In the first place, his voice wouldn't “haunt one who had heard it forever after.” This exaggerated sensibility, this clubfooted, gawky boy's style, becomes increasingly apparent throughout all of Wolfe's later work, in which the author-protagonist, now out in the world of Northern sophisticates, falls unconsciously into the role of the suspicious young hick from Buncombe County, North Carolina. In the passage just quoted the reader, Starwick—indeed, everyone but Eugene Gant—is aware that Starwick is a homosexual, but these labored and sophomoric observations have so begun to dominate Wolfe's point of view that much later on in the book, when Starwick's homosexuality is revealed, Eugene's chagrin over that belated knowledge fills the reader with murderous exasperation.
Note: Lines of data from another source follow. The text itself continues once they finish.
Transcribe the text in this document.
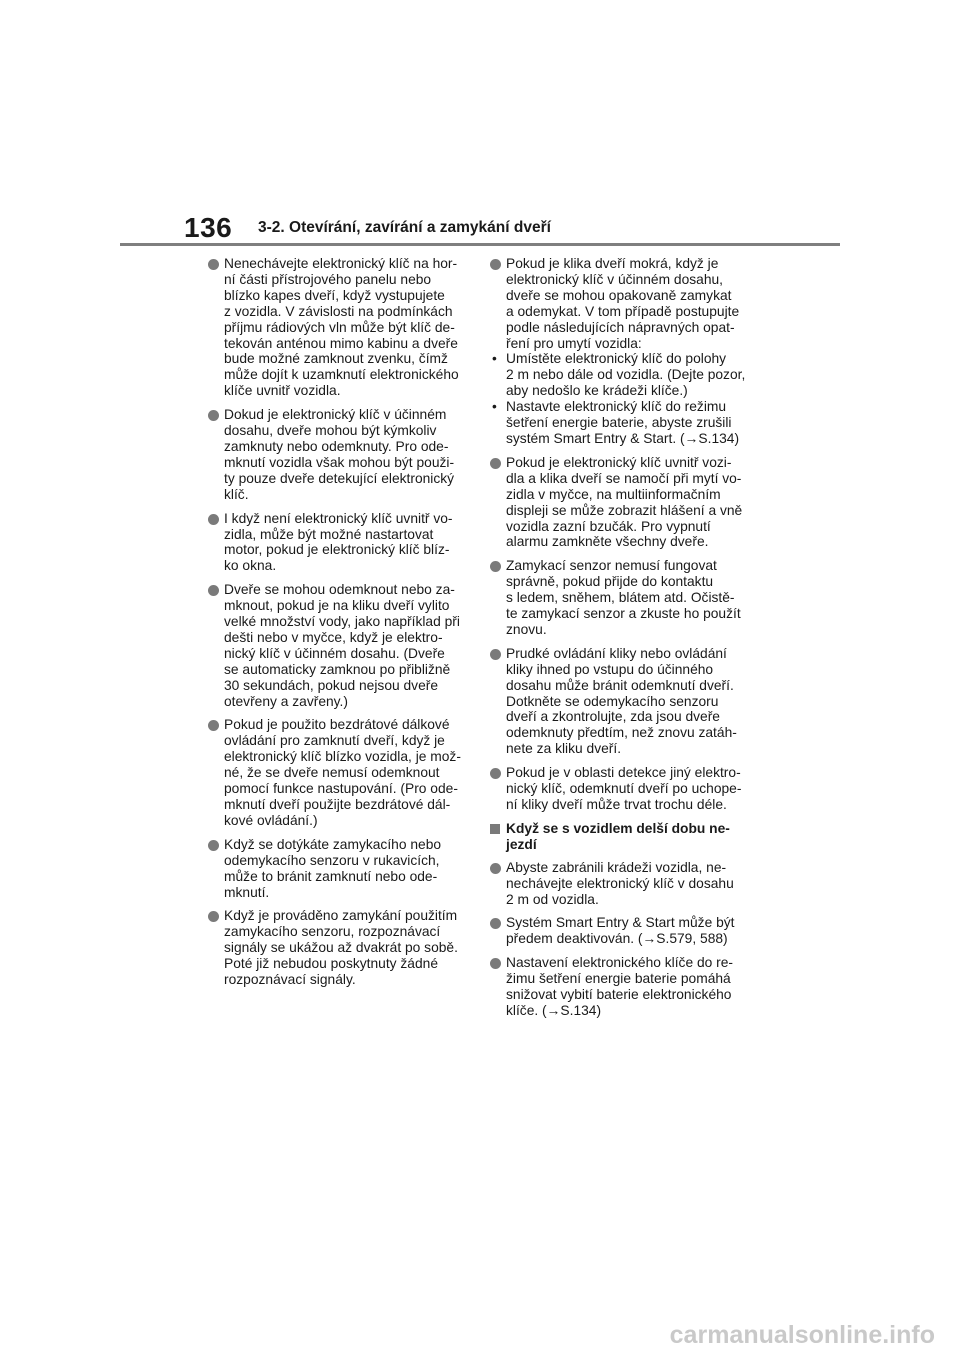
136 3-2. Otevírání, zavírání a zamykání dveří
Nenechávejte elektronický klíč na hor-
ní části přístrojového panelu nebo
blízko kapes dveří, když vystupujete
z vozidla. V závislosti na podmínkách
příjmu rádiových vln může být klíč de-
tekován anténou mimo kabinu a dveře
bude možné zamknout zvenku, čímž
může dojít k uzamknutí elektronického
klíče uvnitř vozidla.
Dokud je elektronický klíč v účinném
dosahu, dveře mohou být kýmkoliv
zamknuty nebo odemknuty. Pro ode-
mknutí vozidla však mohou být použi-
ty pouze dveře detekující elektronický
klíč.
I když není elektronický klíč uvnitř vo-
zidla, může být možné nastartovat
motor, pokud je elektronický klíč blíz-
ko okna.
Dveře se mohou odemknout nebo za-
mknout, pokud je na kliku dveří vylito
velké množství vody, jako například při
dešti nebo v myčce, když je elektro-
nický klíč v účinném dosahu. (Dveře
se automaticky zamknou po přibližně
30 sekundách, pokud nejsou dveře
otevřeny a zavřeny.)
Pokud je použito bezdrátové dálkové
ovládání pro zamknutí dveří, když je
elektronický klíč blízko vozidla, je mož-
né, že se dveře nemusí odemknout
pomocí funkce nastupování. (Pro ode-
mknutí dveří použijte bezdrátové dál-
kové ovládání.)
Když se dotýkáte zamykacího nebo
odemykacího senzoru v rukavicích,
může to bránit zamknutí nebo ode-
mknutí.
Když je prováděno zamykání použitím
zamykacího senzoru, rozpoznávací
signály se ukážou až dvakrát po sobě.
Poté již nebudou poskytnuty žádné
rozpoznávací signály.
Pokud je klika dveří mokrá, když je
elektronický klíč v účinném dosahu,
dveře se mohou opakovaně zamykat
a odemykat. V tom případě postupujte
podle následujících nápravných opat-
ření pro umytí vozidla:
• Umístěte elektronický klíč do polohy
2 m nebo dále od vozidla. (Dejte pozor,
aby nedošlo ke krádeži klíče.)
• Nastavte elektronický klíč do režimu
šetření energie baterie, abyste zrušili
systém Smart Entry & Start. (→S.134)
Pokud je elektronický klíč uvnitř vozi-
dla a klika dveří se namočí při mytí vo-
zidla v myčce, na multiinformačním
displeji se může zobrazit hlášení a vně
vozidla zazní bzučák. Pro vypnutí
alarmu zamkněte všechny dveře.
Zamykací senzor nemusí fungovat
správně, pokud přijde do kontaktu
s ledem, sněhem, blátem atd. Očistě-
te zamykací senzor a zkuste ho použít
znovu.
Prudké ovládání kliky nebo ovládání
kliky ihned po vstupu do účinného
dosahu může bránit odemknutí dveří.
Dotkněte se odemykacího senzoru
dveří a zkontrolujte, zda jsou dveře
odemknuty předtím, než znovu zatáh-
nete za kliku dveří.
Pokud je v oblasti detekce jiný elektro-
nický klíč, odemknutí dveří po uchope-
ní kliky dveří může trvat trochu déle.
Když se s vozidlem delší dobu ne- jezdí
Abyste zabránili krádeži vozidla, ne-
nechávejte elektronický klíč v dosahu
2 m od vozidla.
Systém Smart Entry & Start může být
předem deaktivován. (→S.579, 588)
Nastavení elektronického klíče do re-
žimu šetření energie baterie pomáhá
snižovat vybití baterie elektronického
klíče. (→S.134)
carmanualsonline.info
The same passage illustrates another trait which crops up increasingly in the later books, and that is a tendency to generalize promiscuously about places and things which demand, if anything, narrow and delicate particularization—especially about a place as various and as chaotically complex as America. The part about voices, for instance. Most American voices, though sometimes unpleasant, are not generally “rasping, nasal, brutally coarse or metallic”; forty or fifty million soft Southern voices alone, including presumably Wolfe's, are—whatever else—the antithesis of all those careless adjectives. Nor is it at all accurate to proclaim either that “the American”—presumably meaning all Americans—feels resentment and hostility at affected speech or that the reaction is peculiarly American. Many Americans are simply tickled or amused by such speech, while at the same time it is surely true that if resentment and hostility are felt, they can be felt by the French over French affectations as well. Wolfe's writing is filled with such silly hyperbole. Similarly, a statement such as “we are so lost, so naked, and so lonely in America”—a refrain that reappears over and over again in Wolfe's work—seems to me the worst sort of empty rant, all the more so because Wolfe himself surely knew better, knew that lostness, nakedness, loneliness are not American but part of the whole human condition.